Considering the team captured a state title as well as an improbable New England championship, basketball rarely came up in conversation.

“It was just all about the shenanigans,” said Gary Towle, now a member of the Maine Basketball Hall of Fame.

Basketball did come up, though, as members of the community involved with the team spoke of the season, the team and its impact on the school and city. Former radio announcer Don Roberts kicked off the event with a re-creation of the final eight seconds of Cony’s semifinal 75-74 win against Central High of Providence, Rhode Island, a team that had won seven straight state titles along with a New England title in 1975.

Roberts admitted to listening to the LP record his radio station produced of the game — there were several copies on hand — prior to the event. Those eight seconds began with Steve O’Brien inbounding the ball to Towle, who sustained a cut over his eye while dribbling through Central defenders.


“Are we watching a football game or a basketball game,” Roberts told the audience.

Towle passed the ball to Rams center Ray Felt, who with a long left-handed shot laid the ball in as the buzzer sounded.

“That was Towle’s only assist of the year, joked one of his teammates.

Towle averaged nearly 30 points a game that season and set the tone for the team’s wide open run-and-gun style of play. He patterned his game after players like Pete Maravich and Ernie Digregorio, dribbling between his legs and throwing behind the back passes long before those skills were common on Maine hard courts.

“Gary had had the opportunity to play against New York City kids at Pine Tree Camp that had city type games and he kind of liked that,” Atwood said. “Your horizons expand a little bit and he saw Ernie D and he saw Pete and he said this is who I am and how I like to play and that’s what he did.”

That style spread throughout the team, which included a starting five of Towle, Steve Busque, Felt, Steve and Scott O’Brien.


“We ran the floor,” Towle said. “It was just a running game. Then when we had to get in the halfcourt, we had good balance. We were dribble driving before the dribble drive and kick was popular.”

The event wasn’t about Towle, though, one of the reasons he said he was attracted to it.

“I was very excited about this because it involved the entire team,” he said. “Because everybody put in a lot of work to get to the state championship and the New England championship.”
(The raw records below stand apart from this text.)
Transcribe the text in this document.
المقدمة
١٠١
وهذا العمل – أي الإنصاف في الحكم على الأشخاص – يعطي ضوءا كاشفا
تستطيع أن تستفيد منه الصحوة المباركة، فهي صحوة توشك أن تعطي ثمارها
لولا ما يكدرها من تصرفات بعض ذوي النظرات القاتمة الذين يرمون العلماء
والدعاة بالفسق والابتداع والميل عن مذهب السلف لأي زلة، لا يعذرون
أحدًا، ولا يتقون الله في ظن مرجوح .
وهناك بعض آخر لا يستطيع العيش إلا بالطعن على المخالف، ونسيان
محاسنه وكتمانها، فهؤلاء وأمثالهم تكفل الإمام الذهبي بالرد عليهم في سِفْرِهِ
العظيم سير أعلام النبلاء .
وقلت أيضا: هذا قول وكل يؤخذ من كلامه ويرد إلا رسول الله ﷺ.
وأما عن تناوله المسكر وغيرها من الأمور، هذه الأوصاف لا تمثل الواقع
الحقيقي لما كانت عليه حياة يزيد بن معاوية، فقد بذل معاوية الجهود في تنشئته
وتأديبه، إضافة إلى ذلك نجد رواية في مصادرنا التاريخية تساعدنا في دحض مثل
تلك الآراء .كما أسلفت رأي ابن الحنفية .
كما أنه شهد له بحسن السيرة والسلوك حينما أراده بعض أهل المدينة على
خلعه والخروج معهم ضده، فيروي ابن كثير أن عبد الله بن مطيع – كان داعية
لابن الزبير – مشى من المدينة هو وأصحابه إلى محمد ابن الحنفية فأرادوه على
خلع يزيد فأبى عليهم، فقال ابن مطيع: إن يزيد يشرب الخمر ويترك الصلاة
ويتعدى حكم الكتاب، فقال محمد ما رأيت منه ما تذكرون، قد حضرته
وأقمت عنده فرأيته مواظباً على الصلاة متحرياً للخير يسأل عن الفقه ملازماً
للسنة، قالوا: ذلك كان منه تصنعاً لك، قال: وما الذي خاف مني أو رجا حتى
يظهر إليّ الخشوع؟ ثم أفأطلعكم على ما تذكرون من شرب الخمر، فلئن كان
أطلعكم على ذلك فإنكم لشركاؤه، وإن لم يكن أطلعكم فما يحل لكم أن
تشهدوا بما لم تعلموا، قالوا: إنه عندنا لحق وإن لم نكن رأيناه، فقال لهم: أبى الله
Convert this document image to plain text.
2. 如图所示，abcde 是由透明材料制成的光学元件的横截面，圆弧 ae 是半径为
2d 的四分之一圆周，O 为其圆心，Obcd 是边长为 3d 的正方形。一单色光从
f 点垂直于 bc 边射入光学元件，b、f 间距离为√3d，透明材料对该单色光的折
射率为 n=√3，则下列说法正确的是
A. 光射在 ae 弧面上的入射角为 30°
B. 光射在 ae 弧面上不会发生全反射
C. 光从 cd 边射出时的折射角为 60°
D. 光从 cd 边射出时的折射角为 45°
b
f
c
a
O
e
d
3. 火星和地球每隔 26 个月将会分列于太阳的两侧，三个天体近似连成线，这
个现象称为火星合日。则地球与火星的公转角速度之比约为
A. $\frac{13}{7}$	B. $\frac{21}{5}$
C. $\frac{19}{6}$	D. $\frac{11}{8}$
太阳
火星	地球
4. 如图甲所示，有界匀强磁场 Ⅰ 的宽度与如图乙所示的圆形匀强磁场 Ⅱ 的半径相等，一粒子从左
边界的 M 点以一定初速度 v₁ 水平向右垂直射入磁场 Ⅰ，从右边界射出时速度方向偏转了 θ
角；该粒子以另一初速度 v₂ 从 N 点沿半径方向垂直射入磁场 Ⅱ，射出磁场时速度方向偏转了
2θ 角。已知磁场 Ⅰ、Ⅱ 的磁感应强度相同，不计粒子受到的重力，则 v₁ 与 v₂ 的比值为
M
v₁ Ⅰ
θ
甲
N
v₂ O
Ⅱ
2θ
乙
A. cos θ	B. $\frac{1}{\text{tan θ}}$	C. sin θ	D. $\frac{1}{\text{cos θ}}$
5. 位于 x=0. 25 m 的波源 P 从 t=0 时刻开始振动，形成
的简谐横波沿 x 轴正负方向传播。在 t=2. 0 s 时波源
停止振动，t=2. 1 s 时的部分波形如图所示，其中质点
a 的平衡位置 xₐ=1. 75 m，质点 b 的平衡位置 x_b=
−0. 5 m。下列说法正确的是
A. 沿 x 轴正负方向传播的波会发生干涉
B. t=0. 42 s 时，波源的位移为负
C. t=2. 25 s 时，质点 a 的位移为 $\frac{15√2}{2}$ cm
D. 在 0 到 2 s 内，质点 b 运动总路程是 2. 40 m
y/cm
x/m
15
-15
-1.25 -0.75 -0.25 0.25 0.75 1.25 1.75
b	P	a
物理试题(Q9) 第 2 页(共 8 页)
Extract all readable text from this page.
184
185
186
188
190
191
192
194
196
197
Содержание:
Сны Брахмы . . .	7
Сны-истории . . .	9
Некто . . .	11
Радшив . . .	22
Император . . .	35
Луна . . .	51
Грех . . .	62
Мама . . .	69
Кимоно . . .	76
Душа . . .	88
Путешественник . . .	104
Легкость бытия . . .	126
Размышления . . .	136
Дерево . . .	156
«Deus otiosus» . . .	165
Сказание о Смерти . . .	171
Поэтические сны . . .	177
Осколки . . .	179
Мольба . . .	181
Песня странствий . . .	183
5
Cony defeated Windsor, Vermont, the night following the Providence win to capture the title played in Durham, New Hampshire, on the University of New Hampshire campus. The Rams earlier defeated a strong South Portland team for the state championship. South Portland breezed to the state title a year later and lobbied hard for a shot at the New Englands which were abandoned after that season.

Sunday’s event was the brainchild of Tom Field, a freshman at Cony in 1978 who is writing a book about the team and that season.

“It’s something I’ve thought about for a lot of years just because I realized this ’78 team was unique,” Field said. “I recorded a lot of games at the school for State Cable TV so I got into it. Since leaving Augusta . . . I realized it was a significant piece of Augusta history that I wanted to write about as a way to give something back to the community.”


Players in attendance included Towle, Busque, Felt, Steve O’Brien, Mark Sutton, Ralph Colfer, Doug Drummond, John Fitts, Dave Gallagher, Tony Seymour and Kirk Cooper. Scott O’Brien and Dana Colwill were unable to attend while John Doiron passed way several years ago. Assistant coach Bob Fairbrother was also unable to attend as was head coach Dave Pound, who sent a letter to the team read aloud by Atwood.

Members of state championship teams past also spoke, including Sen. Roger Katz, a member of the 1966 state championship team who said making that team was one of the highlights of his life. Cony athletic director Paul Vachon and Mayor Dave Rollins, both of whom played on the 1973 state title team, also spoke.

“I was just happy to have had a hand in it,” Rollins said of the ’78 team’s success. Rollins and Vachon were among Cony alums who helped teach the ’78 team in their formative years and sometimes taught them lessons on the court as well.

Vachon presented each of the team members with memorial plaques taken from the old Cony gymnasium floor.

“They were just a wonderfully matched group,” Atwood said. “They seemed to like each other. They just knew where the ball needed to be and what needed to happen.”